Par Khireddine. B
Le ministrede la Justice, garde des Sceaux, Abderrachid Tabi, a présenté lundi dernier en séance plénière au Conseil de la nation le texte de loi amendant le Code pénal. Cette plénière, présidée par Salah Goudjil, a notamment été marquée par les réponses claires et sans équivoque du ministre de la Justice aux questions des sénateurs.

En effet, M.Tabi a d’emblée fait savoir que ce texte de loi “est valable pour les années à venir, sans besoin de le modifier” var étant “complet et actualisé suivant les nouveautés à l’échelle internationale et les questions de l’heure préoccupant l’opinion publique nationale”.
Dans cette perspective, il a mentionné la nécessité de protéger les gestionnaires et les membres des forces de l’ordre contre le crime organisé et les gangs de quartier, et de lutter contre des phénomènes étrangers à la société algérienne tels que la sorcellerie et les propos indécents.
En ce qui concerne certaines dispositions de la loi, telles que les peines alternatives, le ministre a expliqué qu’elles sont décidées par le magistrat en présence du condamné, mais que son consentement est nécessaire pour substituer une peine privative de liberté par une peine alternative. Il a précisé que ce système est en vigueur à l’échelle internationale et qu’il est important pour l’Algérie de suivre ces nouvelles pratiques.
Concernant l’arrestation immédiate des fonctionnaires ou des élus faisant l’objet de poursuites pénales, M. Tabi a noté que d’autres lois les régissent, dont le Code communal et la loi sur la Fonction publique.
Propos indécents : des peines sans victimes
En ce qui concerne les propos indécents proférés dans les lieux publics, le ministre a déclaré que la confirmation de ce crime se fait par signalement pour engager des poursuites pénales, sans nécessairement avoir besoin d’identifier une victime spécifique.
En ce qui concerne la décriminalisation de certains actes considérés comme des délits, le ministre a mis en avant l’objectif de soulager la charge des tribunaux criminels, tout en annonçant une orientation future vers une justice collective au niveau des tribunaux pour garantir les droits des justiciables.
Dans le même ordre d’idées, les membres du Conseil ont débattu du projet de loi en soulignant l’importance des amendements introduits dans le cadre des réformes initiées par le président de la République, Abdelmadjid Tebboune. Ces réformes visent à renforcer l’État de droit et à protéger la société contre diverses formes de crimes.
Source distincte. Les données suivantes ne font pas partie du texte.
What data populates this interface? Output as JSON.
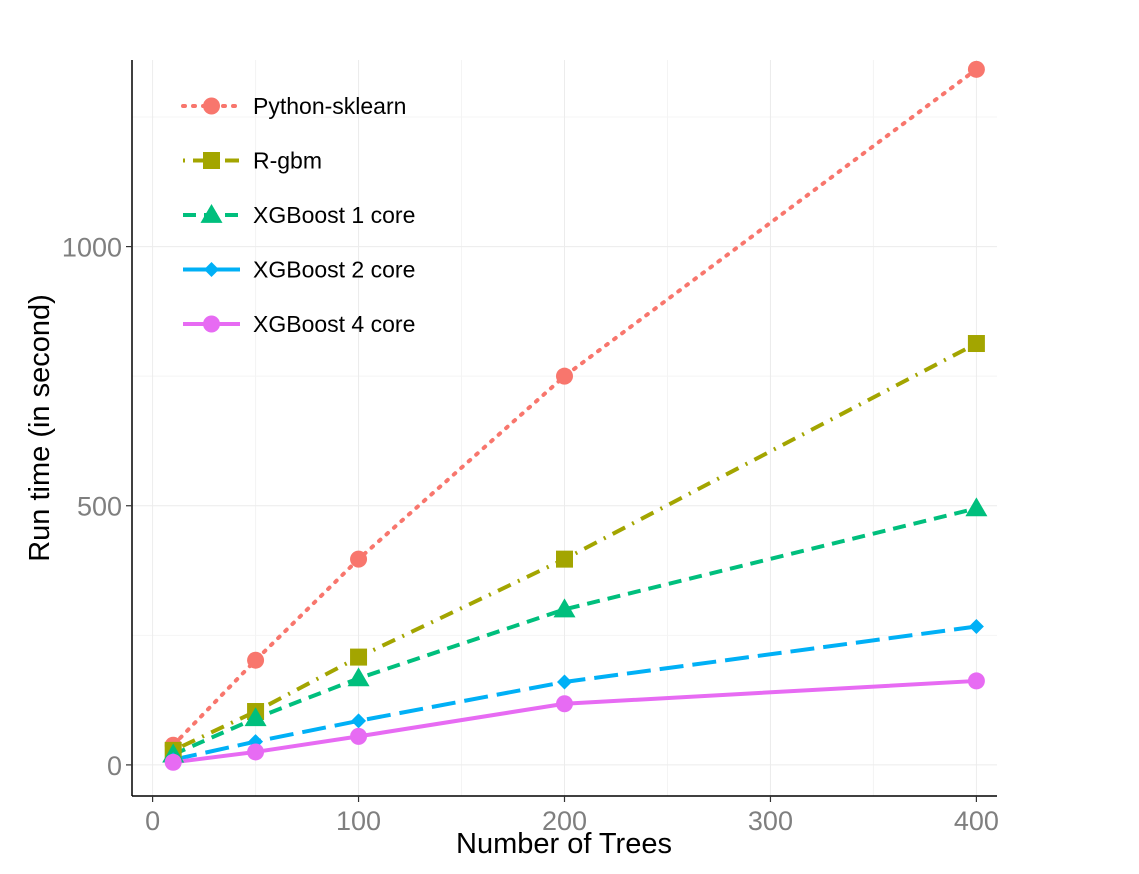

Ils ont également souligné l’adaptation du cadre législatif national aux réformes en cours en Algérie, notamment la dépénalisation des actes de gestion et le soutien à l’investissement.
Au cours de leurs interventions, la plupart des membres du Conseil de la nation ont salué l’adaptation du texte de loi aux avancées technologiques, en particulier face à l’émergence de la cybercriminalité. Ils ont également apprécié le renforcement de l’autorité de l’État, la protection des forces de sécurité, des enseignants et des imams, ainsi que l’introduction de nouvelles formes de crimes : la sorcellerie, l’insulte aux symboles de la Révolution et les sanctions à l’encontre de ceux qui profèrent des expressions indécentes.
Par ailleurs, le rapport de la Commission des affaires juridiques, administratives, des droits de l’Homme, de l’organisation locale, de l’aménagement du territoire et du découpage territorial, présenté par Mohamed Salmi, met en avant l’importance des amendements au texte de loi. Ces modifications visent à renforcer la protection des corps de sécurité, à lutter contre diverses formes de criminalité, à garantir la sécurité des citoyens dans les espaces publics, à promouvoir l’intégrité de la vie publique et à sécuriser les biens publics. Il est souligné que ces amendements sont essentiels pour criminaliser les entraves à l’investissement et pour assurer la protection des gestionnaires et des investisseurs, conformément aux engagements du président de la République.
Le texte de loi comporte huit axes principaux, à savoir la révision des dispositions relatives à certaines affaires pénales, le renforcement de la protection des gestionnaires, le soutien à l’investissement, la garantie de la protection des victimes de certains crimes, l’introduction de mesures contre les groupes criminels organisés, la criminalisation de nouveaux actes répréhensibles, le renforcement de la protection des corps de sécurité, la proposition de peines alternatives et diverses autres dispositions.